Expanding the Diversity of Azepino [3,2,1-hi] Indoles via Transition Metal-based Strategies such as Cross-coupling Reaction and Ring Closing Metathesis

Here we report several useful synthetic strategies to azepino hi-indoles, that are structural units in natural products by using commercially available indole derivatives such as 7-bromo indole and 7-formylindole via palladium catalyzed cross-coupling reaction, ring closing olefin metathesis (RCM) as key steps. Later, we extended this strategy to seven-membered fused indoles containing dioxano and dioxocano derivatives via allylation, double bond isomerization and RCM sequence as key step. Additionally, azepino indole having diene moiety was obtained by enyne metathesis and shown to be useful for Diels-Alder strategy. Along similar lines, we also report eight-membered fused azocino indole using Grignard reaction and RCM as key steps and we demonstrated that the product obtained is useful for Fischer indolization to obtain bis-indole derivative. Here several synthetically useful transformations were performed to generate diversity in the fused indole derivatives. All the compounds synthesized here are well characterized by NMR and HRMS data.Introduction

Automated summary

In this study, several synthetic strategies for azepino hi-indoles were reported.
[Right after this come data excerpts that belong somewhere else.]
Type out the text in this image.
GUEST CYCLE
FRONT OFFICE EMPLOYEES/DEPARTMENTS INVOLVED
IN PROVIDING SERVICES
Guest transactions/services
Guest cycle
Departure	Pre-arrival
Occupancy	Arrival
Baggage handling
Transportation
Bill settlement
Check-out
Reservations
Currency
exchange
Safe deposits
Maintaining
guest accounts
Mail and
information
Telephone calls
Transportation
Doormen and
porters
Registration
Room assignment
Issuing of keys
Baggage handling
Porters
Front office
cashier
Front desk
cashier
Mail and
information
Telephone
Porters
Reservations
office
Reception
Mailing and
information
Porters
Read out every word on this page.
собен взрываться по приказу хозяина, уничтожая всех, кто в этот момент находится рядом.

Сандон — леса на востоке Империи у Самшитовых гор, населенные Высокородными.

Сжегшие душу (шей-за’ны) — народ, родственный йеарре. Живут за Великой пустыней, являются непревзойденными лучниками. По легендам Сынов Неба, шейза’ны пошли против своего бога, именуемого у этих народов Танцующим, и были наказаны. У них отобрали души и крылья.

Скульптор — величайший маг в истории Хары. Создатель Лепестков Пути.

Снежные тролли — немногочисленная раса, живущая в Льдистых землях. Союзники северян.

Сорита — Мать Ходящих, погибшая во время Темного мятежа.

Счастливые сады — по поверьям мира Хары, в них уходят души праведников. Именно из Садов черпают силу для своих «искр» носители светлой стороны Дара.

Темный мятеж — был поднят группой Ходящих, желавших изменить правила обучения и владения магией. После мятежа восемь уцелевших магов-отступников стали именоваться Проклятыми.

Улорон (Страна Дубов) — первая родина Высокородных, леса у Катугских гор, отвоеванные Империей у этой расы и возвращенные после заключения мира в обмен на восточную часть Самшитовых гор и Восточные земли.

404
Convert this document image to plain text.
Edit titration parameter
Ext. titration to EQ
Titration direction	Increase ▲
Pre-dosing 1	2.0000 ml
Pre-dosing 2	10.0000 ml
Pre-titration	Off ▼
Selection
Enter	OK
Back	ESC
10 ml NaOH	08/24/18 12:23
Commercially available indole derivatives such as 7-bromo indole and 7-formylindole were used as starting materials, and palladium catalyzed cross-coupling reaction and ring closing olefin metathesis (RCM) were employed as key steps. The strategy was also extended to seven-membered fused indoles and eight-membered fused azocino indoles. Various synthetically useful transformations were performed to generate diversity in the fused indole derivatives. The synthesized compounds were well characterized by NMR and HRMS data.